Once you’ve made that left on to the hiking trail be aware of signs. They’re no longer the wood signs you’ve been seeing. Now they’re blue, yellow and white triangle markers that are hung on the trees. So if you come to a fork in the trail, look up and on the trees for the signs telling you which way to go.

It’s been along time since I’ve been to these falls. And let me tell ya, this hike was a breeze compared to when I did it before. The hike itself was decent. Some hills in places, someone brought in gravel which helped eliminate mud and super slippery areas. Which was nice.

After hiking for a bit you come up on signs telling you to turn to go to the lower falls. It’s short a sweet little hike getting there from the main trail. Once you do get towards the bottom someone has made stairs helping to get to the base of the falls. They’re much larger than your average stair. So watch your step. But once you’re down there it’s rather rewarding. There is also a great swimming hole here. Don’t forget your bathing suit.

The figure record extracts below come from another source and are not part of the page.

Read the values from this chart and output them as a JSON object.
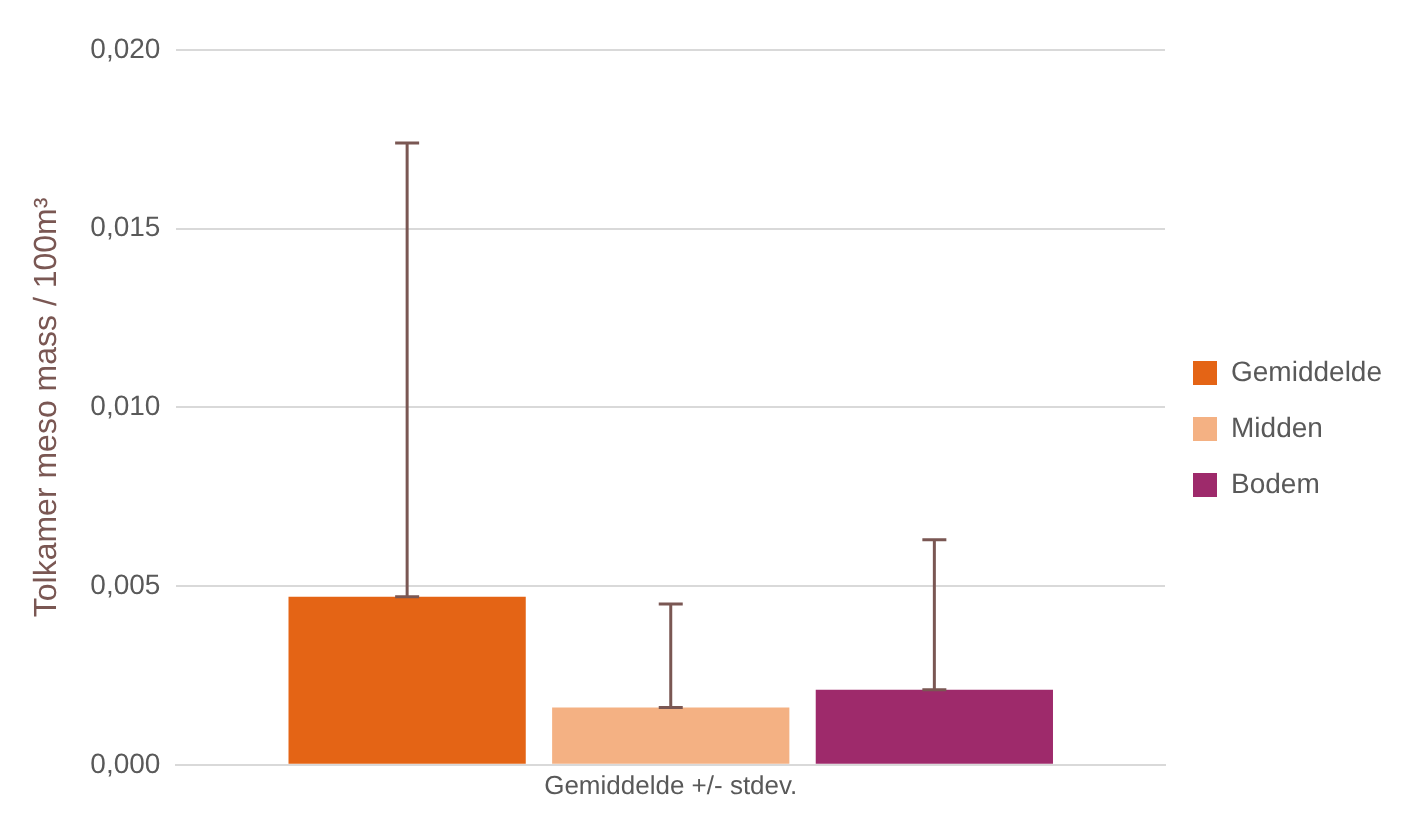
{
  "chart_data": {
    "type": "bar",
    "ylabel": "Tolkamer meso mass / 100m³",
    "xlabel": null,
    "categories": [
      "Gemiddelde +/- stdev."
    ],
    "series": [
      {
        "name": "Gemiddelde",
        "color": "#e46415",
        "values": [
          0.0047
        ],
        "errors": [
          [
            0.0047,
            0.0174
          ]
        ]
      },
      {
        "name": "Midden",
        "color": "#f4b183",
        "values": [
          0.0016
        ],
        "errors": [
          [
            0.0016,
            0.0045
          ]
        ]
      },
      {
        "name": "Bodem",
        "color": "#9e2a6b",
        "values": [
          0.0021
        ],
        "errors": [
          [
            0.0021,
            0.0063
          ]
        ]
      }
    ],
    "ylim": [
      0,
      0.02
    ],
    "yticks": [
      {
        "value": 0,
        "label": "0,000"
      },
      {
        "value": 0.005,
        "label": "0,005"
      },
      {
        "value": 0.01,
        "label": "0,010"
      },
      {
        "value": 0.015,
        "label": "0,015"
      },
      {
        "value": 0.02,
        "label": "0,020"
      }
    ],
    "grid": "y",
    "legend": "right"
  }
}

If you were to continue on the trail, you would run into more signs pointing you into the direction of the middle falls. Out of all the falls. This one is my favorite. The walk down is similar to that of the lower fall hike. Also stairs at the end. This portion of the falls is awesome because it’s the largest and you can even go behind it. Just be careful the rocks are super slippery. Also watch your footing in general around this fall because there is lots of loose rocks and boulder’s. This would be a fantastic spot to stop for lunch. Just remember to pack out what you pack in.

Continuing on the trail you come to signage for the upper falls trail. This hike is a little further and the trail isn’t maintained. There is trees and overgrowth over the trail. So keep that in mind if you plan on doing this portion of the hike.

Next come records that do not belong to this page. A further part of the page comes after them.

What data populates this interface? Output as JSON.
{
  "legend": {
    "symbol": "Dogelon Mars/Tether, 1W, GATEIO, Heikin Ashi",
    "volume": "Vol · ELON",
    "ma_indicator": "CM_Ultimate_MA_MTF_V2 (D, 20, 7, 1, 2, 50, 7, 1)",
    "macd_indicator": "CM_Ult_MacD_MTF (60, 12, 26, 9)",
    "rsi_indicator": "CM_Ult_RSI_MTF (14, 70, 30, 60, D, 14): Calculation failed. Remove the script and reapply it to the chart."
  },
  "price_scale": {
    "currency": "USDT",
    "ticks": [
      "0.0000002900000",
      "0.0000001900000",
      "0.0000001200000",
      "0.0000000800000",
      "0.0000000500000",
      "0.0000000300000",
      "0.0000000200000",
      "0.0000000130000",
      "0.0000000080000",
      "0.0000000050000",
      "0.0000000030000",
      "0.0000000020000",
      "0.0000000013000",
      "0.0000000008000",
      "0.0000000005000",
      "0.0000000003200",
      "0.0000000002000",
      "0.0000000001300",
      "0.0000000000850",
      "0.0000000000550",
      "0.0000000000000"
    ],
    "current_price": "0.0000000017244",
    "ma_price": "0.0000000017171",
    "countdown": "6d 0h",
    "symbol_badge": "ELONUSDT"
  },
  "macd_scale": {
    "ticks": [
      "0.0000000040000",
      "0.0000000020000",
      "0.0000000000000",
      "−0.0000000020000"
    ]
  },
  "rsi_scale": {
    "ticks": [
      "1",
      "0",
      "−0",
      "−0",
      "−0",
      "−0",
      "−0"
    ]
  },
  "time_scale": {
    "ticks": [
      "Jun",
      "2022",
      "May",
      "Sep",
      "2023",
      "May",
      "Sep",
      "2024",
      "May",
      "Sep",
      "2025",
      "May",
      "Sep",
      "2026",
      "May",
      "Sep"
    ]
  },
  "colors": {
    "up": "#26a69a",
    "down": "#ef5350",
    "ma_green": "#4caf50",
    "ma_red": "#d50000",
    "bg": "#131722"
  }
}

There is an option to continue on the trail on the main trail. That way will lead you to the pack forest via forest service road. Its about five miles to the park. Best to walk back to your car and drive if you’re interested in seeing the pack forest. It’s used mostly for children camps and get togethers.

After having seen all three of the falls, hiking back to Bud Blanchard trail head was a breeze as the majority of the hike was all down hill. Which made for a quick return. Keep your eyes peeled for wild life too. In all forms. From small scooting creatures to those on four legs.

When someone finds out I’ve done this hike almost always the first question is, “Can I take my kids?” The reason this is a question so often is because there has been a number of people whom have died on this journey to the falls. Here is the answer…
Parking at Bud Blanchard or Smallwood park are your safest ways to get to the falls. Yes, the hike does have cliffs. Yes there is mud in places (which has been covered with gravel) that can potentially make a slipping hazard over said cliffs. The trail is a single file hike in a lot of spots, so walking with your kid, hand in hand wont be an option. Also there is a TON of stinging nettles. Thankfully just as many ferns to counter act the sting, but still. Kids under five I wouldn’t recommend this hike just for the sheer safety and potential fall hazards with it being cliffy. Wear your child if you can, or go do the hike first to see if you feel the level of difficulty and the terrain can be handled by your child.

Mashel Falls is a great half day hike. Make it a stop on your way to or from the Mountain. Be sure to check out the town too. Lots of great little shops and things to see and do.